Carol Bartz s’embarque à la tête de Yahoo
Yahoo a enfin trouvé un remplaçant à Jerry Yang démissionnaire. Carol Bartz – actuelle présidente d’Autodesk – a accepté de s’y coller et demande un peu de patience et moins de conseils de la part des « amis » de l’extérieur. Elle aura du travail, tant le portail - pourtant en mal de stratégie et en pleine hémorragie de cadres - suscite la convoitise.
C’est désormais officiel. Comme une information du Wall Street Journal le laissait entendre la semaine passée, Yahoo a finalement dégoté son nouveau PDG et il s’agit bien de Carol Bartz (photo), l’actuelle présidente d’Autodesk.
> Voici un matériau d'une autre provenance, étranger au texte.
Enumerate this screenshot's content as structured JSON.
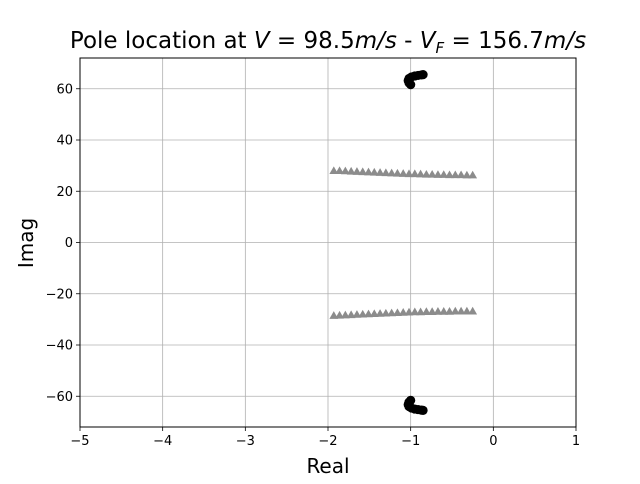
{
  "chart_data": {
    "type": "scatter",
    "title_parts": {
      "prefix": "Pole location at ",
      "v_sym": "V",
      "eq1": " = 98.5",
      "v_unit": "m/s",
      "sep": " - ",
      "vf_sym": "V",
      "vf_sub": "F",
      "eq2": " = 156.7",
      "vf_unit": "m/s"
    },
    "xlabel": "Real",
    "ylabel": "Imag",
    "xlim": [
      -5,
      1
    ],
    "ylim": [
      -72,
      72
    ],
    "xticks": [
      -5,
      -4,
      -3,
      -2,
      -1,
      0,
      1
    ],
    "yticks": [
      -60,
      -40,
      -20,
      0,
      20,
      40,
      60
    ],
    "xtick_labels": [
      "−5",
      "−4",
      "−3",
      "−2",
      "−1",
      "0",
      "1"
    ],
    "ytick_labels": [
      "−60",
      "−40",
      "−20",
      "0",
      "20",
      "40",
      "60"
    ],
    "grid": true,
    "series": [
      {
        "marker": "circle",
        "color": "#000000",
        "points": [
          [
            -1.0,
            61.6
          ],
          [
            -1.02,
            62.3
          ],
          [
            -1.03,
            63.2
          ],
          [
            -1.02,
            64.0
          ],
          [
            -0.99,
            64.6
          ],
          [
            -0.95,
            65.0
          ],
          [
            -0.91,
            65.2
          ],
          [
            -0.87,
            65.4
          ],
          [
            -0.85,
            65.5
          ],
          [
            -1.0,
            -61.6
          ],
          [
            -1.02,
            -62.3
          ],
          [
            -1.03,
            -63.2
          ],
          [
            -1.02,
            -64.0
          ],
          [
            -0.99,
            -64.6
          ],
          [
            -0.95,
            -65.0
          ],
          [
            -0.91,
            -65.2
          ],
          [
            -0.87,
            -65.4
          ],
          [
            -0.85,
            -65.5
          ]
        ]
      },
      {
        "marker": "triangle",
        "color": "#8c8c8c",
        "points": [
          [
            -1.93,
            28.0
          ],
          [
            -1.86,
            28.0
          ],
          [
            -1.79,
            27.9
          ],
          [
            -1.72,
            27.8
          ],
          [
            -1.65,
            27.7
          ],
          [
            -1.58,
            27.6
          ],
          [
            -1.51,
            27.5
          ],
          [
            -1.44,
            27.4
          ],
          [
            -1.37,
            27.3
          ],
          [
            -1.3,
            27.2
          ],
          [
            -1.23,
            27.1
          ],
          [
            -1.16,
            27.0
          ],
          [
            -1.09,
            26.9
          ],
          [
            -1.02,
            26.8
          ],
          [
            -0.95,
            26.8
          ],
          [
            -0.88,
            26.7
          ],
          [
            -0.81,
            26.6
          ],
          [
            -0.74,
            26.6
          ],
          [
            -0.67,
            26.5
          ],
          [
            -0.6,
            26.5
          ],
          [
            -0.53,
            26.4
          ],
          [
            -0.46,
            26.4
          ],
          [
            -0.39,
            26.4
          ],
          [
            -0.32,
            26.3
          ],
          [
            -0.25,
            26.3
          ],
          [
            -1.93,
            -28.5
          ],
          [
            -1.86,
            -28.4
          ],
          [
            -1.79,
            -28.3
          ],
          [
            -1.72,
            -28.2
          ],
          [
            -1.65,
            -28.1
          ],
          [
            -1.58,
            -28.0
          ],
          [
            -1.51,
            -27.9
          ],
          [
            -1.44,
            -27.8
          ],
          [
            -1.37,
            -27.7
          ],
          [
            -1.3,
            -27.6
          ],
          [
            -1.23,
            -27.5
          ],
          [
            -1.16,
            -27.4
          ],
          [
            -1.09,
            -27.3
          ],
          [
            -1.02,
            -27.2
          ],
          [
            -0.95,
            -27.1
          ],
          [
            -0.88,
            -27.1
          ],
          [
            -0.81,
            -27.0
          ],
          [
            -0.74,
            -27.0
          ],
          [
            -0.67,
            -26.9
          ],
          [
            -0.6,
            -26.9
          ],
          [
            -0.53,
            -26.9
          ],
          [
            -0.46,
            -26.8
          ],
          [
            -0.39,
            -26.8
          ],
          [
            -0.32,
            -26.8
          ],
          [
            -0.25,
            -26.8
          ]
        ]
      }
    ]
  }
}
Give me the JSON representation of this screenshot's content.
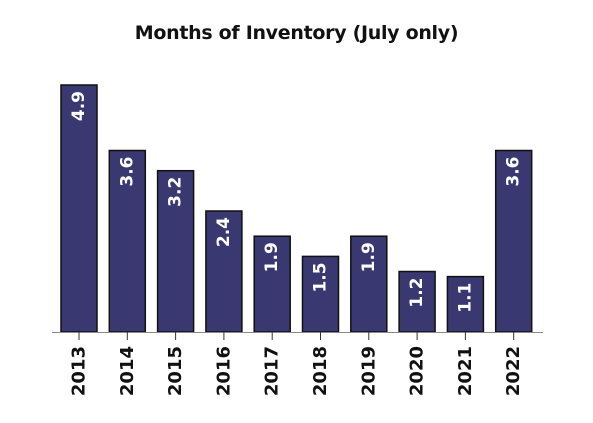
{
  "chart_data": {
    "type": "bar",
    "title": "Months of Inventory (July only)",
    "categories": [
      "2013",
      "2014",
      "2015",
      "2016",
      "2017",
      "2018",
      "2019",
      "2020",
      "2021",
      "2022"
    ],
    "values": [
      4.9,
      3.6,
      3.2,
      2.4,
      1.9,
      1.5,
      1.9,
      1.2,
      1.1,
      3.6
    ],
    "labels": [
      "4.9",
      "3.6",
      "3.2",
      "2.4",
      "1.9",
      "1.5",
      "1.9",
      "1.2",
      "1.1",
      "3.6"
    ],
    "ylim": [
      0,
      4.9
    ],
    "grid": false,
    "xlabel": "",
    "ylabel": ""
  },
  "colors": {
    "bar": "#3a3870",
    "label_inside": "#ffffff",
    "label_outside": "#111111"
  }
}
La nomination d’un profil tel que celui de Bartz semble vouloir dire que Yahoo s’est choisi un patron habitué des entreprises cotées - plus classiques -, plutôt qu’un roi de l’Internet ou de la publicité en ligne. De fait, à peine sa nomination entérinée, Carol Bartz a évoqué la suite dans des termes très généraux. Selon elle, la première chose à faire est de protéger l’entreprise des pressions externes qu’elle subit depuis trop longtemps. « Trop de gens à l’extérieur expliquent ce que Yahoo doit faire ou ne pas faire, ce qui est le mieux pour lui. Ca va cesser », a-t-elle affirmé en conférence de presse. Elle suggère que le portail doit suivre sa propre voie.
Toujours pas de stratégie claire
Une déclaration d’intention bienvenue mais qui ne doit pas masquer la réalité : en manque de stratégie et sortie exsangue des luttes du printemps qui ont conduit au départ de Jerry Yang et à l’arrivée en force de Carl Icahn au conseil d’administration, l’un des fleurons de la toute première génération d’entreprises Internet est toujours la proie de ses deux principaux concurrents, Microsoft et Google. Chacun à leur manière, ces deux acteurs ont intérêt à voir Yahoo diminué, tout en espérant pouvoir récupérer tout ou partie des actifs – audience, mais également technologies de recherche – de la société en cas de défaillance ou de décision des actionnaires.
Tout au long de l’automne, Microsoft ne s’en est pas caché, réitérant régulièrement ses offres de rachat partiel. De son côté, Google a froidement rompu un partenariat qu’il avait pourtant suscité afin de ne pas subir l’ire des autorités antitrust américaines, sans proposer d’alternative. Et laissant Yahoo au milieu du guet.
Côté actionnaires, Carol Bartz aura d’autant plus leur confiance que - selon Roy Bostock, président du conseil d’administration de Yahoo, – ceux-ci recherchaient ce type de profil mixte, de connaisseur de l’univers IT et de celui des arcanes de Wall Street. Toujours selon Bostock, elle serait la seule à qui le poste aurait été proposé… En novembre, le nom d'Arun Sarin, ancien patron de Vodafone, avait cependant été cité avec insistance sur la blogosphère.
Sans Jerry Yang... ni Susan Decker
Reste que Carol Bartz débarque nantie d’un bon CV, mais sans réelle expérience du Web, ce qui tendrait à conforter l’hypothèse de la future nomination d’un n°2 avec une forte sensibilité Web et orienté grand public. D’ici là, la nouvelle égérie de la Silicon Valley explique vouloir en priorité dresser un audit de la situation - « qui prendra le temps qu’il faudra », précise-t-elle – en interrogeant les clients, les employés et les partenaires du groupe.
Par ailleurs, Roy Bostock a tenu à remercier Jerry Yang pour ses 18 mois à la tête du groupe en revenant sur son poids d’icône de Yahoo. Sans aucune autre précision, il a évoqué une éventuelle participation à venir dans la vie du groupe. Carol Bartz reprenant la totalité des prérogatives de PDG, Susan Decker – actuelle présidente – a remis sa démission au conseil d’administration et exprimé le souhait de quitter le groupe dans lequel elle aura passé près de 9 ans, y occupant différents postes de direction, dont la direction financière jusqu'à récemment. Selon le Wall Street Journal, Susan Decker aurait été candidate au poste de PDG. Il s’agit là du énième départ d’un des cadres historiques de la société. Au-delà de la stratégie du portail – notamment face à l’émergence des réseaux sociaux –, retenir ceux qui restent ne sera pas le moindre des soucis de Carol Bartz.